伝道の書12章・霊がまことの神のもとに帰るとは?(新世界訳)

「そのとき,塵はかつてそうであったように地に帰り,霊もこれをお与えになった[まことの]神のもとに帰る。」(伝道の書12:7) 


 伝道の書12章1節には、若い日に創造者を覚えるようにと勧められていて、2節から6節までには、そうする理由として老齢に伴う様々な諸症状が列挙されています。そして、7節には老化して最後に死ぬ時、どうなるかということが述べられています。では、霊がまことの神のもとに帰るとは、意識ある霊魂が死んだ時、神のもとに行くことを意味しているのでしょうか。考えてみましょう。
 

 続く伝道の書12章8節には、「『何とむなしいことか!』と召集者は言った,『すべてのものはむなしい』と。」と述べられています。ですから、伝道の書の筆者は、死んだ時に人間に起こることがむなしい残念なことであると述べています。もし、仮に死んだとしても、不滅の霊魂が残り、文字通り神のもとに帰り、死んでも意識が続いているのなら、伝道の書の筆者はこのようにむなしいとは述べなかったのではないでしょうか。そうではなく、人は死んだ時に地の塵に戻り無存在になるので、伝道の書の筆者は「むなしい」と述べたのではないでしょうか。 


 詩篇146編4節にも、人間が死んだ時に何が起きるかが次のように記されています。「その霊は出て行き,彼は自分の地面に帰る。その日に彼の考えは滅びうせる。」それで、死んで地面に帰る時に、考えは滅びるつまり意識は無くなると述べられています。この聖句では単に、霊が出て行くと述べられています。ですから、この「霊」は、死んでも存続する霊魂を意味しているわけではありません。


 霊とは、その語が人間に関連して用いられる場合、人間の身体に働く生命力を表わしています。生命力はもともと神を源としています。生命力は、最初に神がアダムに与えました。アダムからエバが造られ、その後のアダムの子孫は、アダムとエバの生命力を生殖の時に受け継ぎます。


 それで、詩篇146編4節にある通り、人が死ぬ時、霊つまり生命力は人の肉体から消失していきます。そして、伝道の書12章1節は、人が死ぬ時、霊つまり生命力は、これをもともとアダムにお与えになった神のもとに比ゆ的に帰ることを述べているようです。これは、霊つまり生命力が文字通り宇宙を旅行して神のもとに行くことを意味しているわけではありません。

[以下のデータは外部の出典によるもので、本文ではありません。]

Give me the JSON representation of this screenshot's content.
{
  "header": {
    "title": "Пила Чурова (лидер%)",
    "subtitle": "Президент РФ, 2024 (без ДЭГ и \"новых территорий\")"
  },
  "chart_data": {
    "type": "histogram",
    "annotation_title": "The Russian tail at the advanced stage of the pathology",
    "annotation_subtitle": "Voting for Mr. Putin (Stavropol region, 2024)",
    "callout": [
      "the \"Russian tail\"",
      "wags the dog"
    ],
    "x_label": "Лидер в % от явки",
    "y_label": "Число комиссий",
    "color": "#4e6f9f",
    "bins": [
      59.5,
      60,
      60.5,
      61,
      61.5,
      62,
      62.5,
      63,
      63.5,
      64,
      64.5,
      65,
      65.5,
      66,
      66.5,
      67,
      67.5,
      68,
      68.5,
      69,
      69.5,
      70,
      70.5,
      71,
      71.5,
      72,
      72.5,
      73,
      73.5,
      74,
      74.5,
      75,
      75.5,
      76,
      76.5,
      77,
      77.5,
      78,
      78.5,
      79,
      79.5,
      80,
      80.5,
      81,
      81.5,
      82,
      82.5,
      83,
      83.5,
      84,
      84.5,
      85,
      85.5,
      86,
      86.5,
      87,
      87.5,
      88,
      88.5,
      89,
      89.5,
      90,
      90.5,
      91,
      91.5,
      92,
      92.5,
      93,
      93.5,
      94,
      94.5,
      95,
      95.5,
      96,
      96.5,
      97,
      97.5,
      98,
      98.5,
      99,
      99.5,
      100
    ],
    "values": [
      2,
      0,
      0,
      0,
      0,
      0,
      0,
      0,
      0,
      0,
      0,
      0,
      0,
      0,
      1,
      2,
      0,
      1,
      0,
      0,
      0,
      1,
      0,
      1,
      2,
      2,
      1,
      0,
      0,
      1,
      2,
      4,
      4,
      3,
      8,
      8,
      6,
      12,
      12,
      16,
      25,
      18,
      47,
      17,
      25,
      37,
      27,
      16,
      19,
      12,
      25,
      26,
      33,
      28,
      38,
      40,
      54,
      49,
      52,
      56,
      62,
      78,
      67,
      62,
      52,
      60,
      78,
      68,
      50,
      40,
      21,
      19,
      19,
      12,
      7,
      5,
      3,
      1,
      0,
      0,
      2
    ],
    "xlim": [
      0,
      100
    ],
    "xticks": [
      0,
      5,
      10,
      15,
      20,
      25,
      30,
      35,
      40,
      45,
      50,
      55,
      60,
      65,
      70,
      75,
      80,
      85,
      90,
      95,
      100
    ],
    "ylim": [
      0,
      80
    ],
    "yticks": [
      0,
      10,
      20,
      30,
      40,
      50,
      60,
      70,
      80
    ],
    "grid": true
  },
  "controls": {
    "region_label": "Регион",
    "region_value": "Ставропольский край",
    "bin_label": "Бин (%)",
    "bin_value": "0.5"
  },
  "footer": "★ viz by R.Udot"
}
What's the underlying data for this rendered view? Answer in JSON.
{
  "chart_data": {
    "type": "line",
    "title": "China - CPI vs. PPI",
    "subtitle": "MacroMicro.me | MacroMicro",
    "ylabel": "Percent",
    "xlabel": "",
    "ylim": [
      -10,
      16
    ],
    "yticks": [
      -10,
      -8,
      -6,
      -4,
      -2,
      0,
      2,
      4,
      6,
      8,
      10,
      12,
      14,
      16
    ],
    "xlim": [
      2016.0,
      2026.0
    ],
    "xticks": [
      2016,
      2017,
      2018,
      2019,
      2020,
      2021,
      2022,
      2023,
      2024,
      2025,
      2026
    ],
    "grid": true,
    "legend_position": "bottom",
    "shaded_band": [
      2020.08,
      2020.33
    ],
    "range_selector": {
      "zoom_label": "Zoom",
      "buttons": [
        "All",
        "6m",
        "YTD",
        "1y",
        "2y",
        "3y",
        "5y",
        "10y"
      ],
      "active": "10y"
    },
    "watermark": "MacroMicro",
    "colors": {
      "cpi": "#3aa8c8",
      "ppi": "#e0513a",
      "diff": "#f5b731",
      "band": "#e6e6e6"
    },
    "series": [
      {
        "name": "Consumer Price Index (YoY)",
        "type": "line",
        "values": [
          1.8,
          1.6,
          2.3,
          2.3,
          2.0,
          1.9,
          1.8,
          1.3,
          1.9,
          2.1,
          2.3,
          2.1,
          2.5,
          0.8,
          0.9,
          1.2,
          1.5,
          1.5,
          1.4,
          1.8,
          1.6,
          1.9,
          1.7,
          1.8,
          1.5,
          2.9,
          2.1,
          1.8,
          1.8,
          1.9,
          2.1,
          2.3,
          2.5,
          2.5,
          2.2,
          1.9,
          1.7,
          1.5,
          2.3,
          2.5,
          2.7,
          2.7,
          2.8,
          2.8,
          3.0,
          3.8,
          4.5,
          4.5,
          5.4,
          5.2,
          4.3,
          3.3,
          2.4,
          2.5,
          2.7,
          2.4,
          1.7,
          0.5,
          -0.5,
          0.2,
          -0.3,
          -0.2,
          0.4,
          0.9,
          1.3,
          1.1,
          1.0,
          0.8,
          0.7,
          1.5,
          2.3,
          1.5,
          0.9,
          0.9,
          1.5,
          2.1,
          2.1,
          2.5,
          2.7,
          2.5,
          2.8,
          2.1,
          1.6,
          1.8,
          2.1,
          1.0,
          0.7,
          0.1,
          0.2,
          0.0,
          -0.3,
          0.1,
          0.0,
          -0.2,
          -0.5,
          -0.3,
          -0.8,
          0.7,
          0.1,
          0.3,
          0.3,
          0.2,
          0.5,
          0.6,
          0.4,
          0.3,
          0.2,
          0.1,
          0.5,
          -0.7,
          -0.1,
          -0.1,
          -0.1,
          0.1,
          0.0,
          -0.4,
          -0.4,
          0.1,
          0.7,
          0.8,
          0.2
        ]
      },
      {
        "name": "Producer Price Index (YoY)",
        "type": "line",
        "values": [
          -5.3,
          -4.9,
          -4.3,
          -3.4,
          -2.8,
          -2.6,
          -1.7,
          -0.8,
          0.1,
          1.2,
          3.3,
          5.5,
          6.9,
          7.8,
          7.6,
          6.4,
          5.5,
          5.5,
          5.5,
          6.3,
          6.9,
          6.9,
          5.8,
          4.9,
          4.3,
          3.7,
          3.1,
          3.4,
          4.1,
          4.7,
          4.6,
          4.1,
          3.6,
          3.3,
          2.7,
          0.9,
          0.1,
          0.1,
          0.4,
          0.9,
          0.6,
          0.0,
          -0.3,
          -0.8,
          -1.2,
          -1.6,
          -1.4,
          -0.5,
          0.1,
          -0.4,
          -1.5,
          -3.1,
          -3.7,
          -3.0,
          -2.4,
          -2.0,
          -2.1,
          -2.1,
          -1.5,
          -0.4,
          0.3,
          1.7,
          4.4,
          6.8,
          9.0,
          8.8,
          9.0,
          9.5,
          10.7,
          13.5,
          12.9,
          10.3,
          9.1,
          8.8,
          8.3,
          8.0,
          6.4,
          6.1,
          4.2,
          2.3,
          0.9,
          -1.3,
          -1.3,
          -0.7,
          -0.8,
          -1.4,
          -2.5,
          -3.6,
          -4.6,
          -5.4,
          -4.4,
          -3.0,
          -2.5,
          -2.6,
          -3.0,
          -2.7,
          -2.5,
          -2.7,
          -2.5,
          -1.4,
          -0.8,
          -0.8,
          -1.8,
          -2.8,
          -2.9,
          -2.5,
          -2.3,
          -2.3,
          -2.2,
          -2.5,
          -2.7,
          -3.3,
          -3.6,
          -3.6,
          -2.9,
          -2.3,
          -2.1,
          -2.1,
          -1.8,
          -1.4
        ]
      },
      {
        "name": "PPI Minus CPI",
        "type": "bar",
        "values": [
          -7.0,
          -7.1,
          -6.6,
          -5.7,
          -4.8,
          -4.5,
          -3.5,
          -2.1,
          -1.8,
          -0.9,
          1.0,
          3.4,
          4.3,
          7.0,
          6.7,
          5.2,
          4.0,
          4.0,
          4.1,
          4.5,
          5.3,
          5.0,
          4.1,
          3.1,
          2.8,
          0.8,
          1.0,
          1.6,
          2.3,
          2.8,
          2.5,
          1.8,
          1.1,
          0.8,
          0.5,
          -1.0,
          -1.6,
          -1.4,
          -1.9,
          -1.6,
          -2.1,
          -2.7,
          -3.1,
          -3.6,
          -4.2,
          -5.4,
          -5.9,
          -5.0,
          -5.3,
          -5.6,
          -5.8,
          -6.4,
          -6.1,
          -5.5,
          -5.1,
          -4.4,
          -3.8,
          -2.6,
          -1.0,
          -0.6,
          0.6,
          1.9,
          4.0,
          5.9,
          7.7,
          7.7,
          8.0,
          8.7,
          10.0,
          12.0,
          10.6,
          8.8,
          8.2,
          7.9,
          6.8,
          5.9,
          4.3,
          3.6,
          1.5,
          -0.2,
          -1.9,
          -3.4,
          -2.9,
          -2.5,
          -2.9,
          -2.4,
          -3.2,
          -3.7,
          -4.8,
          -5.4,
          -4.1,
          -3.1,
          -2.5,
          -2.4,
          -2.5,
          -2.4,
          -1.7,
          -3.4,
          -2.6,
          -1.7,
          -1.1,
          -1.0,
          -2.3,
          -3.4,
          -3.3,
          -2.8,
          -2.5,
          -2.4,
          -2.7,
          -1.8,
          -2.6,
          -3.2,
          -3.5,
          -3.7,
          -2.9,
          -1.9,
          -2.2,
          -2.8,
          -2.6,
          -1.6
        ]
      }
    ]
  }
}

 人が死ぬと、死んだ人を生き返らせることができるのは、神だけです。つまり、死んだ人に霊を回復させて、その人が再び生きるようにさせることができるのは、人を再創造して生命力を吹き込むことのできる真の神だけです。そのような意味で、霊つまり生命力は神のもとに帰ると述べているのでしょう。


 同様のことを詩篇104編29節、30節も述べています。そこには、神が霊を取り去られるなら、人は息絶え、塵に戻っていくこと、神が霊を送り出されるなら、人々が新たに創造されると述べられています。それで、神は人から霊つまり生命力を取り去り、人の命を奪うことができます。また、神は死んだ人を再創造されて霊つまり生命力を送り出して人に吹き込んで、人を命あるものとすることができます。


 それゆえ、人に永遠の命を与えるかどうかを決められるのは、聖書の真の神エホバだけです。それで、伝道の書12章7節の人が死ぬ時、霊がまことの神のもとに帰るというのは、その人を再創造して霊つまり生命力を与えるという将来の見込みは、まことの神の手にかかっているということを表現しているのでしょう。私たちは、私たちの将来の命を左右する真の神の是認を求めるようにするべきでしょう。